Angela de la Cruz creates paintings using the language of sculpture and vice-versa, creating works with an element of slapstick comedy which strike at a deeper emotional tension.
Angela de la Cruz was born in Spain in 1965. She moved to the UK in 1987 and studied at Goldsmiths College, London, in the early 1990s before attending the Slade School of Art. She still lives and works in London.
De la Cruz has been nominated for Turner Prize 10 in recognition of her solo exhibition, After, at Camden Arts Centre in London. She uses painting and sculpture to create work with a sense of tension, emotion and fun.
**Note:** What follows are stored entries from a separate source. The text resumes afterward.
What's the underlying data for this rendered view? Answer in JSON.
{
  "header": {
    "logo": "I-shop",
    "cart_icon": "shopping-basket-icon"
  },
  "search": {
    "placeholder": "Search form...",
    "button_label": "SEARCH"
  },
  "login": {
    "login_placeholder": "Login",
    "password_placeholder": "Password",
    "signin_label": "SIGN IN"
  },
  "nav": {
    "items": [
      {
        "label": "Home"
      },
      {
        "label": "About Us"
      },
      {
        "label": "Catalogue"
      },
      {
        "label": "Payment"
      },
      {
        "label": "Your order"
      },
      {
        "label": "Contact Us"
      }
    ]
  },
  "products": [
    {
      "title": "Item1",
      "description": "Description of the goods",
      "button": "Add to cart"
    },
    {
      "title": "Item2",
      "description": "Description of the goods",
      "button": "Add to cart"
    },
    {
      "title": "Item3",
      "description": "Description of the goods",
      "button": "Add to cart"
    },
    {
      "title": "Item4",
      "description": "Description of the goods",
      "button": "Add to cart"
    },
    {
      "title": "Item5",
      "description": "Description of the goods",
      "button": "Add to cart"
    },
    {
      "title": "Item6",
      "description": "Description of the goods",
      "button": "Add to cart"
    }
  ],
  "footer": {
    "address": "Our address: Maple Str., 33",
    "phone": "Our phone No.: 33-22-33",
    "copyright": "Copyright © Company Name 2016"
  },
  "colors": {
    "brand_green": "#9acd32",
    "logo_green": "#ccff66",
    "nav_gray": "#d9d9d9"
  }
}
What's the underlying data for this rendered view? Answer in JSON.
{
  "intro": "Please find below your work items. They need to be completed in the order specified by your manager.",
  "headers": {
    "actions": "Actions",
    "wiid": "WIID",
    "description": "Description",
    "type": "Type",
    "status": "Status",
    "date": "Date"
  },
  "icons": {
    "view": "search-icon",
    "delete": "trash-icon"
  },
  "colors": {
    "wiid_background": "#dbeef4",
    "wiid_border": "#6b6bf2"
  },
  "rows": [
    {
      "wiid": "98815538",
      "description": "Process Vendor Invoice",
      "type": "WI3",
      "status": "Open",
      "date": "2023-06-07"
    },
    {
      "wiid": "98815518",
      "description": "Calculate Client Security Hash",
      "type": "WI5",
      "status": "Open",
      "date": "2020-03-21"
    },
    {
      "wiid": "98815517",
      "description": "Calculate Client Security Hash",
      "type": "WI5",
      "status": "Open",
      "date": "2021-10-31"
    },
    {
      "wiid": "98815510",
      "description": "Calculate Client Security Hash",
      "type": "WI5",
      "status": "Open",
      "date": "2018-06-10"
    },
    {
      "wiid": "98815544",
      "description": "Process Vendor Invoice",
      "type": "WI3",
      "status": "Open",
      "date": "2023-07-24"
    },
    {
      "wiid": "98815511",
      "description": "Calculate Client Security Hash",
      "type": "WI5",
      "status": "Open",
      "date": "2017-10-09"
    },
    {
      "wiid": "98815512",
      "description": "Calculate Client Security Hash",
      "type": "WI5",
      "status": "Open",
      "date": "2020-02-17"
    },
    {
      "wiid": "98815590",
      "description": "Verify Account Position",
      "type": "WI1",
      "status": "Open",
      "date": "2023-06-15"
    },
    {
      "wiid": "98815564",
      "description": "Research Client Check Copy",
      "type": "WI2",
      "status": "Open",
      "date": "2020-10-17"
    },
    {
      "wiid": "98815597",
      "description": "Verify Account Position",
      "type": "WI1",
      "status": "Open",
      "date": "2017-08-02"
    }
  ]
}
De la Cruz asks “when is a painting not a painting?” After breaking the stretchers of her canvases as a student, she became intrigued by the idea of “liberating” a canvas from its boundaries, allowing it to take on a third dimension.
Her most recent work, although deformed and smashed, displays a luxurious, glossy form. Deflated IV 2010 is freed from the stretcher altogether, and hangs like a shiny, wet coat on a hook.
3 Minute Wonder on Channel 4 until 9 December (Courtesy: Tate Media)
De la Cruz takes a playful swipe at consumer culture with her Clutter series which examines the concept of excess production by “painting too many”. Yellows, fuschias, pinks and military greens find their way into these crumpled monochrome paintings via the world of high-fashion. The Clutter works are made up from existing canvases, morphed into a new context.
I like the idea of it being a bit broken and that something was kind of missing. Angela de la Cruz
Clutter I 2003 is made up of old layers of broken paintings. The series pulls in newspaper cuttings from the Iraq war and Madrid bombings and culminates with Super Clutter XXL (Pink and Brown) 2010, a contorted canvas with multiple folds revealing glimpses of a former life.
De la Cruz, who suffered a serious stroke in 2005, toys with ideas of brokenness, frailty and new beginnings while delighting in a comedy element and the notion of paintings with a life of their own: a determination to behave badly.
(Super Clutter XXL (Pink and Brown), 2006. Courtesy: Lisson Gallery london. Photo: Tate Photography)
“I think it’s more humorous than anything else. When they are completed, a proper painting, they are kind of sacred. But once they get broken they are not sacred any more. I realise I’m opening up to a lot of possibilities.
“When I go to the studio I rely on quite a lot of people, but I also think before about my work and the work they have to do.
“I used to work with a team of people before my stroke, but the differentce, I guess, is I was quite a hands-on artitst which I can’t do at the moment.
“I like the idea of it being a bit broken and that something was kind of missing, but still hanging on the wall by mere chance.
“The titles are very figurative, they describe the work. It’s a sculpture using the language of painting and vice-versa. It’s a painting and a sculpture, that’s it.”
“I like slapstick and silly humour. I like the idea of paintings behaving badly.”
'Work infused with the artist's wicked sense of humour,' writes Matthew Cain
When I first saw the work of Angela de la Cruz, I was struck by the sense of violence it seemed to embody.
And "embody" is a word I choose carefully; each of the artist's canvases has a strong sense of the human body and that body being broken. But there's also a sense of liberating the paintings from the constraints of the canvas.
And the result is work which invites us to ponder our physical presence in the world. This reading is often encouraged by the figurative titles chosen by the artist - Flop, Damaged, Ripped, Shrunk, Limp, Full, Stuck.
Given that it speaks to me so strongly of the human body, one of the things that fascinates me most about the work of Angela de la Cruz is how little it has changed since the stroke which left the artist unable to speak clearly and confined to a wheelchair.
You might expect a sense of frustration at the physical condition to creep in here or a more explicit sense of liberation from physical constraint through the work. None of this seems to have appeared.
Yet what the work has done is take on a stronger emotional resonance to anyone aware of the artist's biography. And I find this quite moving.
This is also work infused with the artist's wicked sense of humour. De la Cruz says that her comic heroes are Buster Keaton and Charlie Chaplin but what strikes me is that when this inspiration is transformed into finished work through the artist's own creative processes, what emerges is a far darker, more subversive humour.
When juxtaposed with her often bright colours, the result is something quite unique and instantly recognisable.
Perhaps the last word should go to the artist herself. "Paintings behaving badly" is how she describes her work. I couldn't have put it better myself.